Two Hong Kong democracy activists — one young enough to be the other’s grandson — on Tuesday expressed deep distrust over China’s intentions and urged US President Barack Obama to press their cause when he meets his Chinese counterpart this week.
The activists, Joshua Wong (黃之鋒), 18, and former Hong Kong lawmaker Martin Lee (李柱銘), 77, also said it was in the interests of Chinese President Xi Jinping (習近平) to allow Hong Kong all of the democratic rights promised when Britain returned the territory to China in 1997.
Chinese leaders should regard Hong Kong as “a testing ground for China,” Lee said during a meeting with members of the editorial board of the New York Times.
Wong and Lee were visiting the US to attend the 75th anniversary of Freedom House, a pro-democracy monitoring organization. It is using the occasion to commend their work for the Hong Kong democracy movement.
A third activist, Benny Tai (戴耀廷), is to be honored at the Freedom House anniversary, which is to take place today in Washington and coincide with a working dinner at the White House for China’s visiting president.
Lee, a founding member of Hong Kong’s Democratic Party, said Obama should use the occasion to remind China of its Hong Kong pledges.
“If China doesn’t deliver on democracy on Hong Kong, then your president ought to know that any agreement that he might enter into with Xi Jinping could end up the same way,” Lee said.
Hong Kong “has this great relevance now: If Hong Kong is actually the testing ground of democracy for China, then there is hope that Xi Jinping’s great China dream might materialize,” he said.
Wong, a college student who rocketed to fame for politically mobilizing his generation in last year’s protests, said that his telephone had been tapped and that he had been pilloried by the pro-Beijing media.
“They say I am a CIA agent, or even that I received US military training,” he said.

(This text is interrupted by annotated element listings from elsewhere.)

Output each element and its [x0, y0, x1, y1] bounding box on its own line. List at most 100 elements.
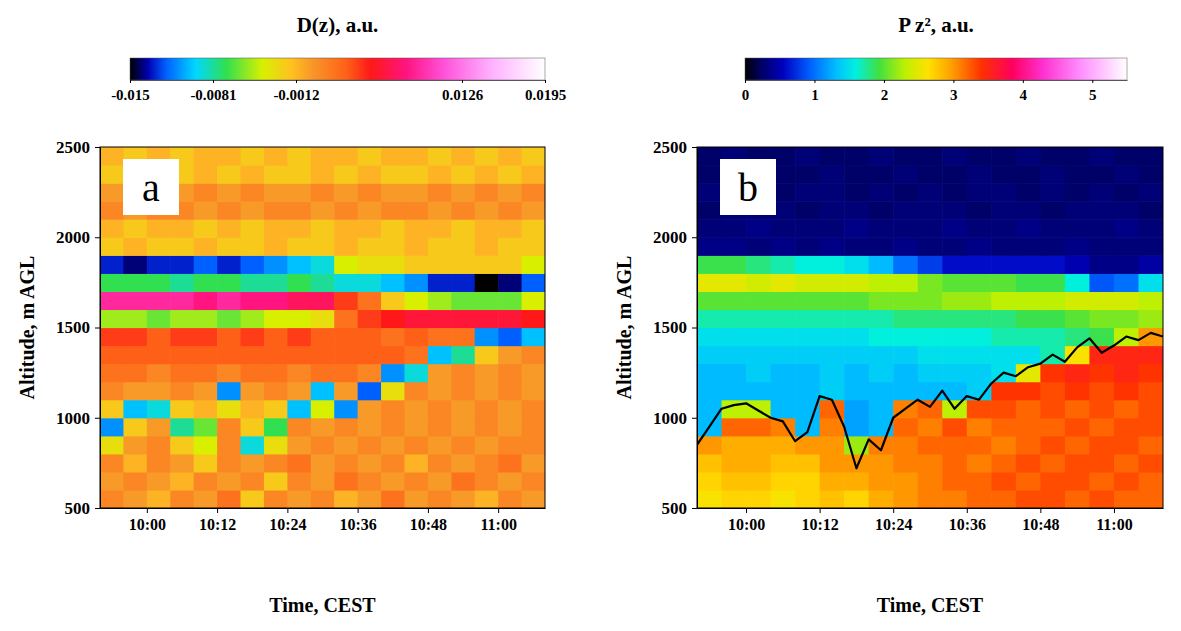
heatmap-cell: [381, 237, 405, 256]
heatmap-cell: [428, 237, 452, 256]
heatmap-cell: [428, 436, 452, 455]
x-tick-mark: [893, 508, 894, 513]
heatmap-cell: [795, 201, 820, 220]
heatmap-cell: [697, 201, 722, 220]
heatmap-cell: [820, 454, 845, 473]
heatmap-cell: [771, 382, 796, 401]
heatmap-cell: [217, 255, 241, 274]
y-tick-mark: [692, 418, 697, 419]
heatmap-cell: [1138, 400, 1163, 419]
heatmap-cell: [1114, 490, 1139, 508]
heatmap-cell: [451, 237, 475, 256]
heatmap-cell: [1040, 364, 1065, 383]
heatmap-cell: [942, 237, 967, 256]
heatmap-cell: [451, 183, 475, 202]
heatmap-cell: [147, 328, 171, 347]
heatmap-cell: [123, 273, 147, 292]
heatmap-cell: [771, 436, 796, 455]
heatmap-cell: [893, 147, 918, 166]
heatmap-cell: [381, 418, 405, 437]
colorbar-tick: 4: [1020, 80, 1028, 103]
heatmap-cell: [381, 219, 405, 238]
heatmap-cell: [967, 237, 992, 256]
heatmap-cell: [147, 364, 171, 383]
heatmap-cell: [771, 273, 796, 292]
heatmap-cell: [1040, 472, 1065, 491]
heatmap-cell: [522, 147, 545, 166]
heatmap-cell: [147, 309, 171, 328]
heatmap-cell: [311, 291, 335, 310]
heatmap-cell: [918, 147, 943, 166]
heatmap-cell: [1114, 454, 1139, 473]
heatmap-cell: [1016, 472, 1041, 491]
heatmap-cell: [991, 400, 1016, 419]
heatmap-cell: [264, 237, 288, 256]
heatmap-cell: [1040, 436, 1065, 455]
heatmap-cell: [498, 436, 522, 455]
heatmap-cell: [100, 454, 124, 473]
heatmap-cell: [451, 309, 475, 328]
x-tick-mark: [967, 508, 968, 513]
heatmap-cell: [217, 237, 241, 256]
heatmap-cell: [194, 165, 218, 184]
x-axis-line: [698, 508, 1164, 509]
heatmap-cell: [100, 165, 124, 184]
x-tick-label: 10:24: [875, 516, 912, 533]
heatmap-cell: [1016, 346, 1041, 365]
heatmap-cell: [820, 291, 845, 310]
heatmap-cell: [1016, 382, 1041, 401]
heatmap-cell: [381, 346, 405, 365]
heatmap-cell: [1040, 400, 1065, 419]
heatmap-cell: [217, 382, 241, 401]
heatmap-cell: [820, 436, 845, 455]
heatmap-cell: [967, 255, 992, 274]
heatmap-cell: [334, 436, 358, 455]
panel-label-box: [720, 159, 776, 215]
heatmap-cell: [771, 328, 796, 347]
heatmap-cell: [311, 490, 335, 508]
y-tick-mark: [95, 418, 100, 419]
heatmap-cell: [428, 382, 452, 401]
heatmap-cell: [771, 346, 796, 365]
heatmap-cell: [100, 400, 124, 419]
heatmap-cell: [918, 418, 943, 437]
heatmap-cell: [1138, 382, 1163, 401]
heatmap-cell: [170, 255, 194, 274]
heatmap-cell: [820, 165, 845, 184]
heatmap-cell: [311, 454, 335, 473]
heatmap-cell: [264, 183, 288, 202]
colorbar-tick-mark: [745, 80, 746, 83]
heatmap-cell: [334, 382, 358, 401]
y-axis-title: Altitude, m AGL: [16, 256, 38, 400]
heatmap-cell: [522, 436, 545, 455]
heatmap-cell: [746, 291, 771, 310]
heatmap-cell: [795, 273, 820, 292]
heatmap-cell: [893, 183, 918, 202]
heatmap-cell: [475, 255, 499, 274]
heatmap-cell: [170, 219, 194, 238]
heatmap-cell: [217, 328, 241, 347]
heatmap-cell: [1114, 364, 1139, 383]
heatmap-cell: [844, 183, 869, 202]
x-tick: 10:36: [339, 508, 376, 533]
colorbar-tick-mark: [296, 80, 297, 83]
heatmap-cell: [451, 328, 475, 347]
heatmap-cell: [991, 490, 1016, 508]
heatmap-cell: [991, 147, 1016, 166]
heatmap-cell: [241, 418, 265, 437]
heatmap-cell: [358, 291, 382, 310]
heatmap-cell: [1065, 273, 1090, 292]
heatmap-cell: [381, 454, 405, 473]
heatmap-cell: [869, 436, 894, 455]
heatmap-cell: [100, 201, 124, 220]
heatmap-cell: [170, 490, 194, 508]
heatmap-cell: [241, 490, 265, 508]
heatmap-cell: [1016, 309, 1041, 328]
heatmap-cell: [475, 219, 499, 238]
heatmap-cell: [1089, 309, 1114, 328]
heatmap-cell: [1040, 165, 1065, 184]
heatmap-cell: [942, 328, 967, 347]
heatmap-cell: [1040, 147, 1065, 166]
x-tick: 10:00: [728, 508, 765, 533]
heatmap-cell: [264, 490, 288, 508]
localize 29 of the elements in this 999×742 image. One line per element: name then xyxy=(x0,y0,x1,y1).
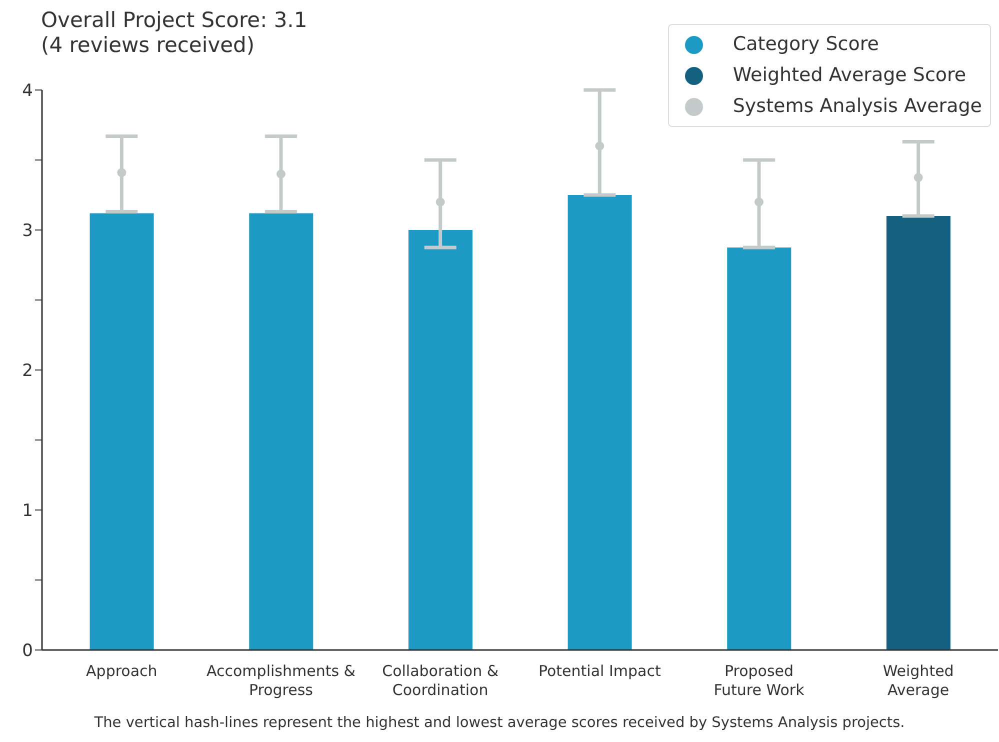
legend-label: Category Score xyxy=(732,32,879,57)
bar xyxy=(90,213,154,650)
bar xyxy=(408,230,472,650)
x-tick-label: Potential Impact xyxy=(538,662,661,680)
point xyxy=(595,142,604,150)
point xyxy=(117,168,126,178)
point xyxy=(436,198,445,206)
legend-label: Weighted Average Score xyxy=(732,63,966,88)
x-tick-label: Approach xyxy=(86,662,158,680)
bar xyxy=(249,213,314,650)
y-tick-label: 1 xyxy=(22,501,33,522)
bar xyxy=(727,248,792,650)
chart-title: Overall Project Score: 3.1 xyxy=(41,8,308,33)
point xyxy=(914,173,923,182)
x-tick-label: Collaboration & Coordination xyxy=(382,662,499,699)
y-tick-label: 0 xyxy=(22,641,33,662)
y-tick-label: 4 xyxy=(22,81,33,102)
point xyxy=(754,198,764,206)
bar xyxy=(886,216,950,650)
y-tick-label: 2 xyxy=(22,361,33,382)
x-tick-label: Proposed Future Work xyxy=(714,662,805,699)
legend-label: Systems Analysis Average xyxy=(732,94,982,119)
bar xyxy=(568,195,632,650)
point xyxy=(276,170,286,178)
x-tick-label: Weighted Average xyxy=(882,662,954,699)
y-tick-label: 3 xyxy=(22,221,33,242)
chart-subtitle: (4 reviews received) xyxy=(41,33,256,58)
x-tick-label: Accomplishments & Progress xyxy=(206,662,356,699)
text: The vertical hash-lines represent the highest and lowest average scores received by Systems Analysis projects. xyxy=(93,715,906,731)
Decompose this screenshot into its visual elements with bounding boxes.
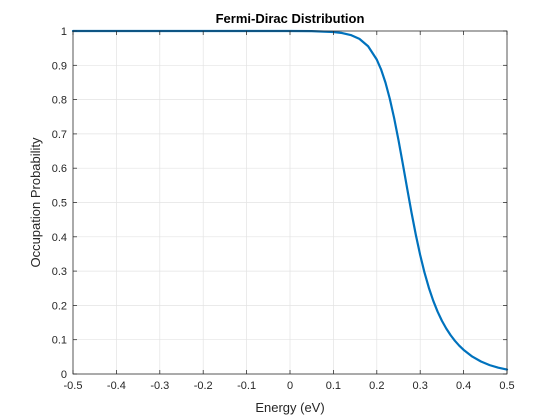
x-tick-label: 0.1 (326, 380, 341, 392)
x-tick-label: 0.5 (499, 380, 514, 392)
x-tick-label: -0.3 (150, 380, 169, 392)
y-tick-labels: 0 0.1 0.2 0.3 0.4 0.5 0.6 0.7 0.8 0.9 1 (52, 26, 67, 381)
x-tick-label: 0.4 (456, 380, 471, 392)
y-tick-label: 0.6 (52, 163, 67, 175)
x-tick-label: -0.2 (194, 380, 213, 392)
y-tick-label: 1 (61, 26, 67, 38)
x-tick-label: 0 (287, 380, 293, 392)
y-tick-label: 0.8 (52, 95, 67, 107)
y-tick-label: 0 (61, 369, 67, 381)
y-tick-label: 0.5 (52, 198, 67, 210)
y-tick-label: 0.9 (52, 60, 67, 72)
x-tick-label: 0.2 (369, 380, 384, 392)
ticks (72, 30, 508, 375)
x-tick-label: -0.4 (107, 380, 126, 392)
y-tick-label: 0.7 (52, 129, 67, 141)
x-tick-label: -0.5 (64, 380, 83, 392)
x-axis-label: Energy (eV) (255, 400, 324, 415)
y-tick-label: 0.2 (52, 300, 67, 312)
x-tick-label: -0.1 (237, 380, 256, 392)
y-tick-label: 0.4 (52, 232, 67, 244)
y-tick-label: 0.1 (52, 335, 67, 347)
y-axis-label: Occupation Probability (28, 137, 43, 268)
x-tick-labels: -0.5 -0.4 -0.3 -0.2 -0.1 0 0.1 0.2 0.3 0.4 0.5 (64, 380, 515, 392)
y-tick-label: 0.3 (52, 266, 67, 278)
x-tick-label: 0.3 (413, 380, 428, 392)
chart-title: Fermi-Dirac Distribution (216, 11, 365, 26)
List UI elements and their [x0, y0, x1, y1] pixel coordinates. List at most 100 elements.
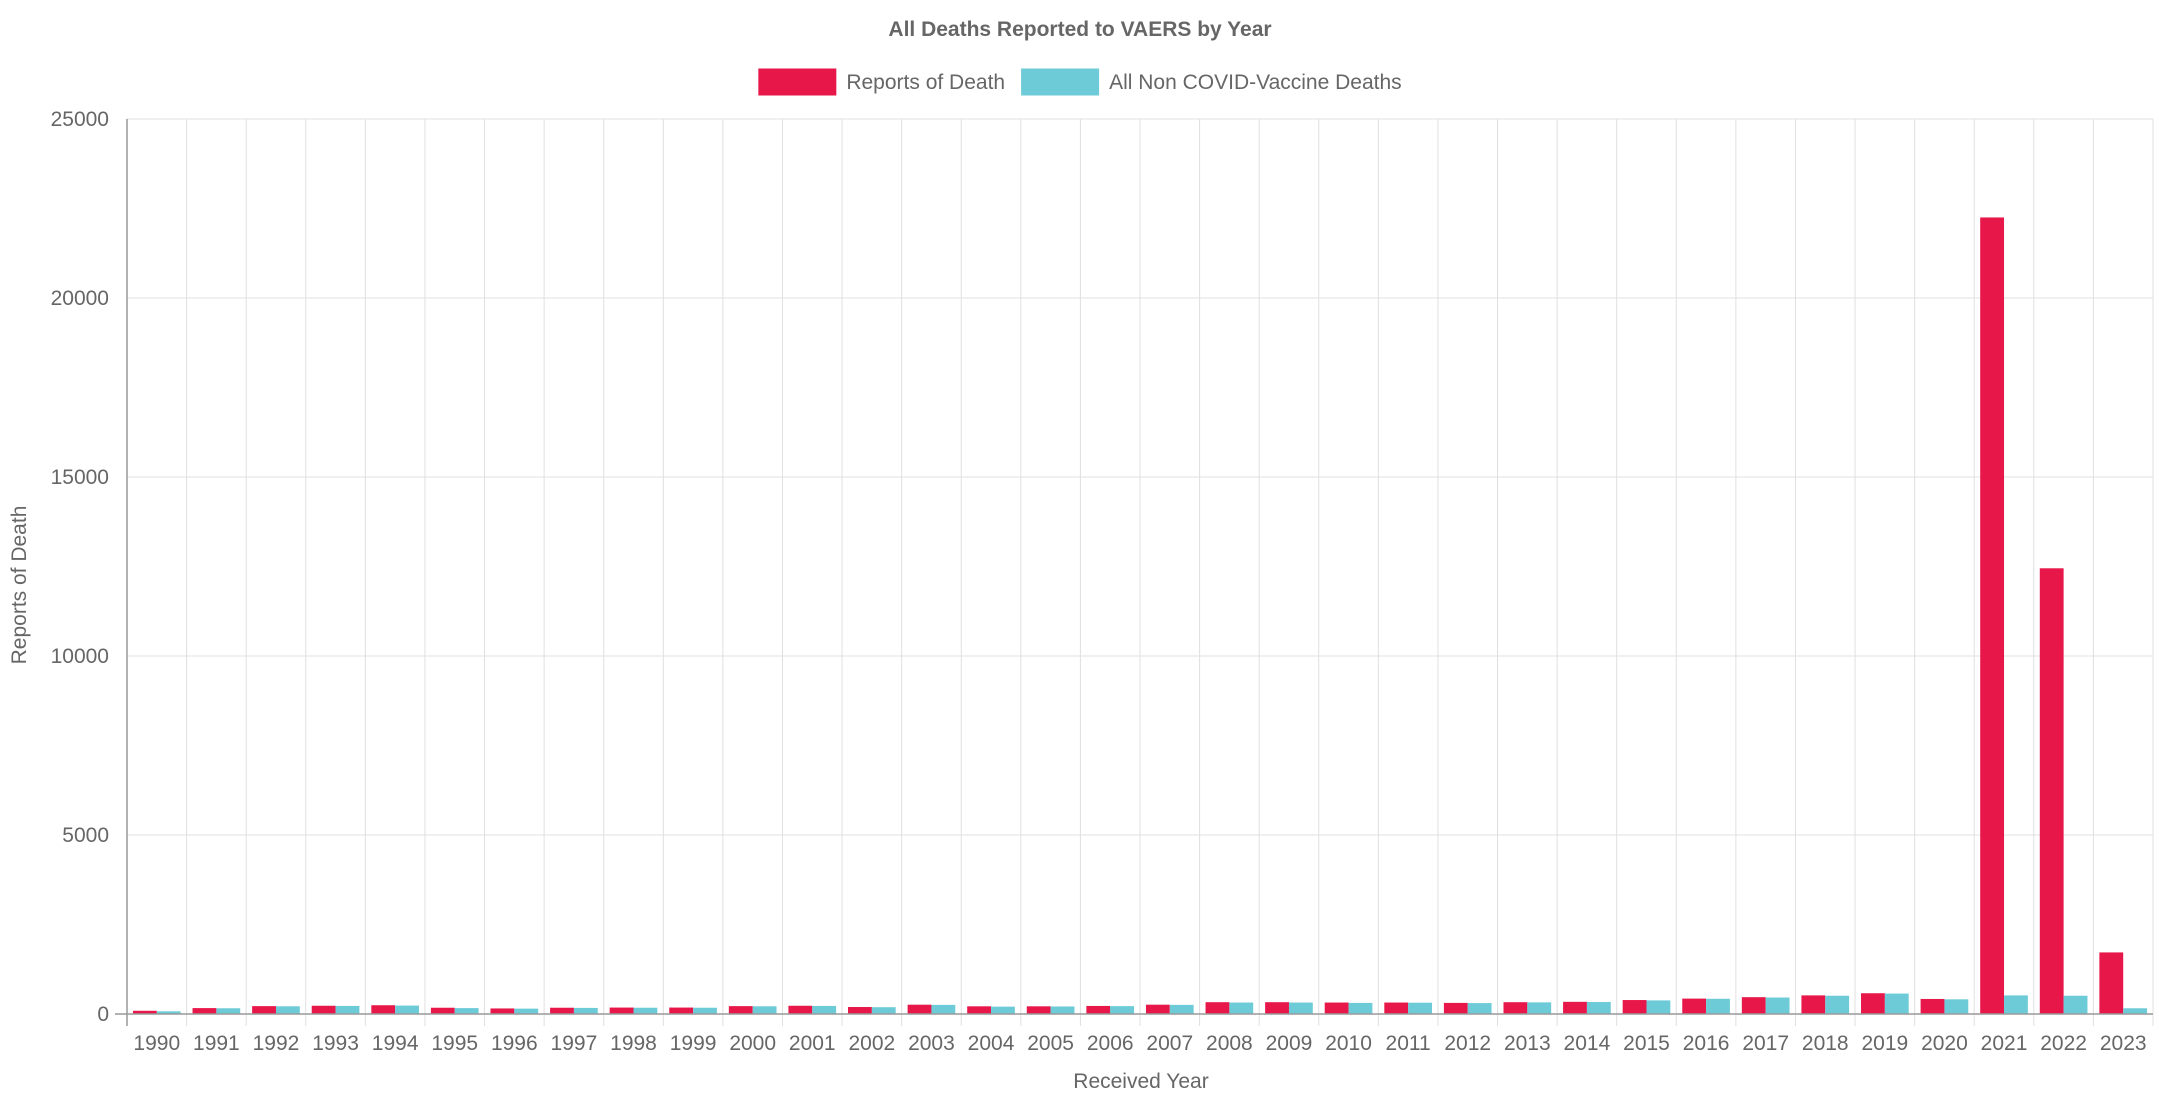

Hong Kong authorities this month charged him with offenses including incitement, contempt of court and obstruction of the police in connection with the protests, and he faces a maximum prison sentence of five years if convicted. His trial is scheduled for Oct. 26.
Still, under his bail terms, Wong was permitted to leave Hong Kong to visit the US — in part, he said, because he had secured a long-term visa last year.
“That shows the rule of law still exists in Hong Kong,” Lee said.
Democracy advocates in Hong Kong have increasingly expressed frustration over what they view as China’s efforts to assert more political control in violation of the agreement.
“We see that they are trying to eliminate the difference between Hong Kong and mainland China,” Wong said.
Under the worst-case projection, “after 2047, ‘one country, two systems’ will change back to ‘one country, one system,’” he said.